Amie de feu Pierre Bourgeade avec lequel elle coécrivit un livre, L’Autre Face (Arléa, 2000), Marie L. est un sacré phénomène d’existence comme d’écriture. Miracle de la Vie ou maîtresse de la Mort, c’est selon : la belle est partie dès son plus jeune âge explorer le penchant sombre du monde, ses poubelles – dans lesquelles elle adore réaliser des photos artistiques – afin de regarder droit dans les yeux les pires obscénités. Celles imposée par la société où le Mal partout rayonne, faisant sa loi en totale impunité et celles dont elle s’est sentie capable. Supérieures bien entendu. Histoire de mater le réel, de lui montrer qui dominait, qu’elle pouvait lui tenir la dragée haute. Car à quoi bon s’avilir et souffrir le martyr si ce n’est pas pour triompher des crasses non choisies intrinsèques à cette salope de vie ? Intrusion dans l’intime de l’auteur, aucun sordide ne nous est épargné dans ce récit autobiographique frappant par son unique impudeur, son goût de sperme et de sang mêlés, sa jouissance détournée, son mysticisme perverti. Quête d’une inatteignable transcendance, Confessée s’inscrit dans la grande tradition poétique et/ou romantique qui magnifie la douleur comme inspiratrice. Quelques lettres au milieu d’elle, abécédaire ajouté dans la présente réédition, nous livre des épisodes plus récents de la chute, préalable à un spectaculaire rebond, de cette âme si torturée et paradoxalement confiante dans sa création littéraire et photographique.
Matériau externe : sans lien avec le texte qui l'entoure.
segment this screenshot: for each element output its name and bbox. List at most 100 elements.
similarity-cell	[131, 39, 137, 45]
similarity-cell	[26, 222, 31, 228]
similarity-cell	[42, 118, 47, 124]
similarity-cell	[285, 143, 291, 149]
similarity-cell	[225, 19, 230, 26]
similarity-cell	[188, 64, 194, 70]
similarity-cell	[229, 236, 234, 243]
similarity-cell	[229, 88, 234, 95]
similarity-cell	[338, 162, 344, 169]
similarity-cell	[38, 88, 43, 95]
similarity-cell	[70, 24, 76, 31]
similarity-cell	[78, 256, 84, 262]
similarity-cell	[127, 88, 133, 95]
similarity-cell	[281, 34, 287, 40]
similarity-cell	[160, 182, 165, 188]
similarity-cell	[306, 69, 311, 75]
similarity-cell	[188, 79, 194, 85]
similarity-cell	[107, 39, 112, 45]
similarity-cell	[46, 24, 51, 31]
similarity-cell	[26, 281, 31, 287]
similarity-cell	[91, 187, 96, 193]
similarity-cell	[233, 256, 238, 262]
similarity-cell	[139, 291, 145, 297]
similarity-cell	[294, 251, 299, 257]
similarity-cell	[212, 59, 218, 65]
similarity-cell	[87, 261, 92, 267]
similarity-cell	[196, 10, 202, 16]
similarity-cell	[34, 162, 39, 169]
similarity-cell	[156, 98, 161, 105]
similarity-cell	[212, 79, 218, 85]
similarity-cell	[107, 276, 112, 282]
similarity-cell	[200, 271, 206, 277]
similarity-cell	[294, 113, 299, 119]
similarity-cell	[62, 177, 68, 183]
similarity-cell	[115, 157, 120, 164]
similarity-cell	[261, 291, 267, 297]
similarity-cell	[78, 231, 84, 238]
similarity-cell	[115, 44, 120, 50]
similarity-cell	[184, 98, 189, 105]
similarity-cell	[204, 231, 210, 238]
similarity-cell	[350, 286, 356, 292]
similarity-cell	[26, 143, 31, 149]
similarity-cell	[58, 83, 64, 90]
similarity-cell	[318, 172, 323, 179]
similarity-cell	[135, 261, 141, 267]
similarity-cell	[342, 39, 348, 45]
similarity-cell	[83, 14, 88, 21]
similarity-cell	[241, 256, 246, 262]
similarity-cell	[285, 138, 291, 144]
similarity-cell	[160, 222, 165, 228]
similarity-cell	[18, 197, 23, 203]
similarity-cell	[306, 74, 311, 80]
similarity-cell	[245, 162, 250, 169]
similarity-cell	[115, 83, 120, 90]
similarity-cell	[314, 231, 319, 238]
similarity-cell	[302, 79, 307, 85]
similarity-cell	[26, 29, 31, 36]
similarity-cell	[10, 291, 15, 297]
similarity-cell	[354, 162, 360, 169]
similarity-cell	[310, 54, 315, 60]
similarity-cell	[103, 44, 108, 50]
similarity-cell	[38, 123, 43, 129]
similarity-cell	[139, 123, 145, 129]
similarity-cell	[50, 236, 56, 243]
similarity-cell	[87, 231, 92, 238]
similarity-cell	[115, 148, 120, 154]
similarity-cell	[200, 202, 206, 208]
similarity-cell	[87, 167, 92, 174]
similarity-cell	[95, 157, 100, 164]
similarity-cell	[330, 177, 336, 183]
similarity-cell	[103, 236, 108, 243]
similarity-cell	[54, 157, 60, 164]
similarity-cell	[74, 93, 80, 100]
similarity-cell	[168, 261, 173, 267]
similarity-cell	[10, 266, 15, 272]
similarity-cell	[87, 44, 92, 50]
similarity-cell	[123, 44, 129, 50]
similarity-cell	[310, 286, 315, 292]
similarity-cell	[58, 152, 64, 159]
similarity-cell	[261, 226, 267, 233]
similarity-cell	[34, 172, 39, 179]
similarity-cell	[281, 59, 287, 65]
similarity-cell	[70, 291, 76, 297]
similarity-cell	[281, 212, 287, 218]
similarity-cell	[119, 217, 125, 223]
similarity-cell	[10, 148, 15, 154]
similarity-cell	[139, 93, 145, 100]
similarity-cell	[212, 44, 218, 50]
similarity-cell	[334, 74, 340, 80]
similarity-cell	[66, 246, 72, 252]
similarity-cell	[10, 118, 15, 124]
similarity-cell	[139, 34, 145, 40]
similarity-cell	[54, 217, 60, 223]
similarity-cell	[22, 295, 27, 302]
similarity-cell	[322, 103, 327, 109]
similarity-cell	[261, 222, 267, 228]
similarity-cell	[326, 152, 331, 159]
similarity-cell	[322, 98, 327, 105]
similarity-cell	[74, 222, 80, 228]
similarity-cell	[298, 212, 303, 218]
Rilke aurait certainement aimé Marie L. dont l’ultime plume ne connaît ni limite ni frein, car son expression revêt toujours un aspect nécessaire. Sa fragilité absolue mi-sainte mi-sorcière lui confère une puissance diabolique et surhumaine. La splendeur de ses errances métaphysiques vient probablement du fait que fort éloignée d’un quelconque aveuglement ou prosélytisme masochiste, elle pose un regard on ne peut plus lucide et sain sur ses névroses. S’avoue prise au piège de ses folles ambitions de pouvoir et nous fait craquer par cette honnêteté. On a envie de la sauver en même temps qu’on envie son sort hors du commun, son destin dément de volupté tour à tour infernale puis céleste grâce à la sublimation dans l’écriture rédemptrice. 

Confessée (première édition chez Climats, 1996) suivi de Quelques lettres au milieu d’elle, par Marie L., éd. Cartouche, 263 pages, 18 euros.